Having paid £180 billion into the Community kitty since it joined in 1973, Britain gets a worse deal from the European Union, paying more money in and getting less out, than almost every other member state, according to a House of Lords report.
This news is brought to us courtesy of the all-party House of Lords EU Select Committee, via The Times this morning, with a similar piece in The Financial Times.
The report calls for an urgent review of the EU budget, declaring it a "relic". It says the budget had failed its objectives, adding that its biggest area of spending, agriculture, was both insupportable and immoral.
The report was written by a sub-group chaired by Lord Radice, a board member of the European Movement, and, according to The Times, calls for huge amounts of EU spending to be handed back to national governments.
It says Brussels can no longer justify being in full control of agricultural and development spending, which make up 70 per cent of its budget, saying that national governments are usually better placed to spend it.

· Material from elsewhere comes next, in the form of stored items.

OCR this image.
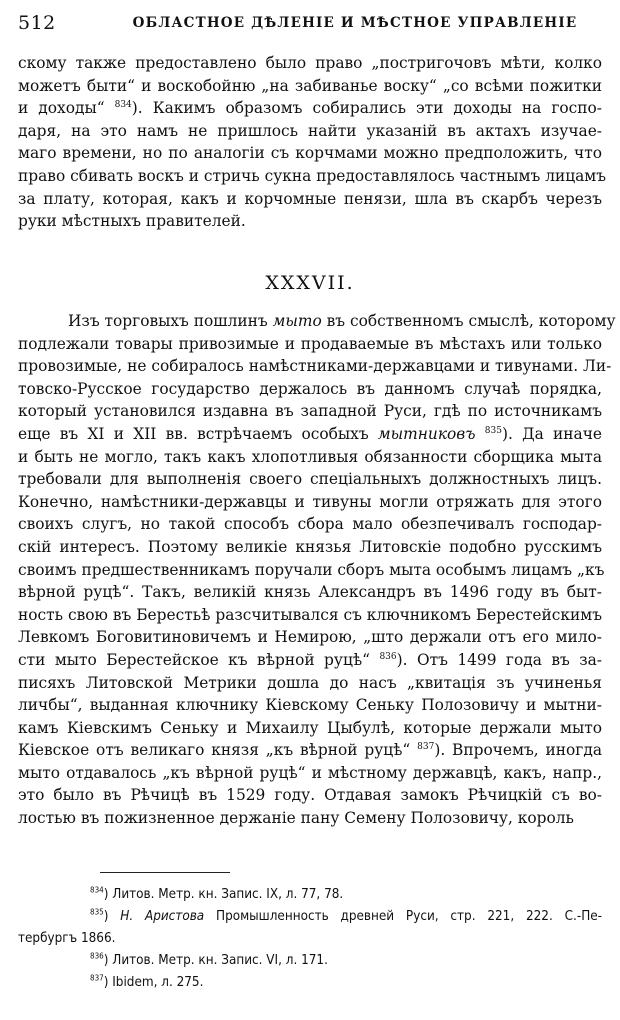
512	ОБЛАСТНОЕ ДѢЛЕНІЕ И МѢСТНОЕ УПРАВЛЕНІЕ
скому также предоставлено было право „постригочовъ мѣти, колко
можетъ быти“ и воскобойню „на забиванье воску“ „со всѣми пожитки
и доходы“ $^{834}$). Какимъ образомъ собирались эти доходы на госпо-
даря, на это намъ не пришлось найти указаній въ актахъ изучае-
маго времени, но по аналогіи съ корчмами можно предположить, что
право сбивать воскъ и стричь сукна предоставлялось частнымъ лицамъ
за плату, которая, какъ и корчомные пенязи, шла въ скарбъ черезъ
руки мѣстныхъ правителей.
XXXVII.
Изъ торговыхъ пошлинъ мыто въ собственномъ смыслѣ, которому
подлежали товары привозимые и продаваемые въ мѣстахъ или только
провозимые, не собиралось намѣстниками-державцами и тивунами. Ли-
товско-Русское государство держалось въ данномъ случаѣ порядка,
который установился издавна въ западной Руси, гдѣ по источникамъ
еще въ XI и XII вв. встрѣчаемъ особыхъ мытниковъ $^{835}$). Да иначе
и быть не могло, такъ какъ хлопотливыя обязанности сборщика мыта
требовали для выполненія своего спеціальныхъ должностныхъ лицъ.
Конечно, намѣстники-державцы и тивуны могли отряжать для этого
своихъ слугъ, но такой способъ сбора мало обезпечивалъ господар-
скій интересъ. Поэтому великіе князья Литовскіе подобно русскимъ
своимъ предшественникамъ поручали сборъ мыта особымъ лицамъ „къ
вѣрной руцѣ“. Такъ, великій князь Александръ въ 1496 году въ быт-
ность свою въ Берестьѣ разсчитывался съ ключникомъ Берестейскимъ
Левкомъ Боговитиновичемъ и Немирою, „што держали отъ его мило-
сти мыто Берестейское къ вѣрной руцѣ“ $^{836}$). Отъ 1499 года въ за-
писяхъ Литовской Метрики дошла до насъ „квитація зъ учиненья
личбы“, выданная ключнику Кіевскому Сеньку Полозовичу и мытни-
камъ Кіевскимъ Сеньку и Михаилу Цыбулѣ, которые держали мыто
Кіевское отъ великаго князя „къ вѣрной руцѣ“ $^{837}$). Впрочемъ, иногда
мыто отдавалось „къ вѣрной руцѣ“ и мѣстному державцѣ, какъ, напр.,
это было въ Рѣчицѣ въ 1529 году. Отдавая замокъ Рѣчицкій съ во-
лостью въ пожизненное держаніе пану Семену Полозовичу, король
$^{834}$) Литов. Метр. кн. Запис. IX, л. 77, 78.
$^{835}$) Н. Аристова Промышленность древней Руси, стр. 221, 222. С.-Пе-
тербургъ 1866.
$^{836}$) Литов. Метр. кн. Запис. VI, л. 171.
$^{837}$) Ibidem, л. 275.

The Financial Times puts a somewhat different spin on this, stating that the report argues that Britain should use the €4.6bn ($6.1bn) budget rebate as a bargaining chip to persuade France to cut "inappropriate" farm subsidies.
Nevertheless, the report, based on evidence from senior EU officials, bolsters the government's claim that the British rebate, worth about £4 billion a year, is justified, despite demands from the EU commission and many other member states that it be scrapped.
It lends support to government figures, which it is using in the budget negotiations, that show that the British contribution to the EU since it joined in 1973 is equivalent to £7,500 per household or three years’ spending on the NHS.
If Margaret Thatcher had not secured the rebate in 1984 - when she famously declared "I want my money back" - Britain would have contributed £250 billion, or a quarter of one year's GDP.
In return Britain has got £105 billion-worth of agricultural and development subsidies since 1973, meaning that Britain has paid in £75 billion more to the EU than it has got out. Without its rebate Britain would be the largest net contributor to the EU, and even after the rebate it is the second biggest after Germany.
Lord Radice told The Times: "It's an historic relic. It can't be the way we do it in the future." The report called for agricultural spending to be taken away from Brussels and returned to national governments. "The logic of the situation in which the CAP has changed from being a production-related scheme into what is really a system of income support for one particular group of people (farmers)... is that such support ought to be financed nationally, not at EU level."
Britain is middle-ranking as a recipient of development funds, which makes up a third of the EU budget, getting €275 in subsidies per person between 2000 and 2006, compared with €154 for Denmark and €2,275 for Greece. With the enlargement of the EU to include eight poor, former-communist, Eastern European countries, the report says that rich member states should take responsibility for their own development spending.
It rejects the commission’s argument that Brussels knows better how to spend development money in countries such as Britain than the government itself does. But then, why stop at development?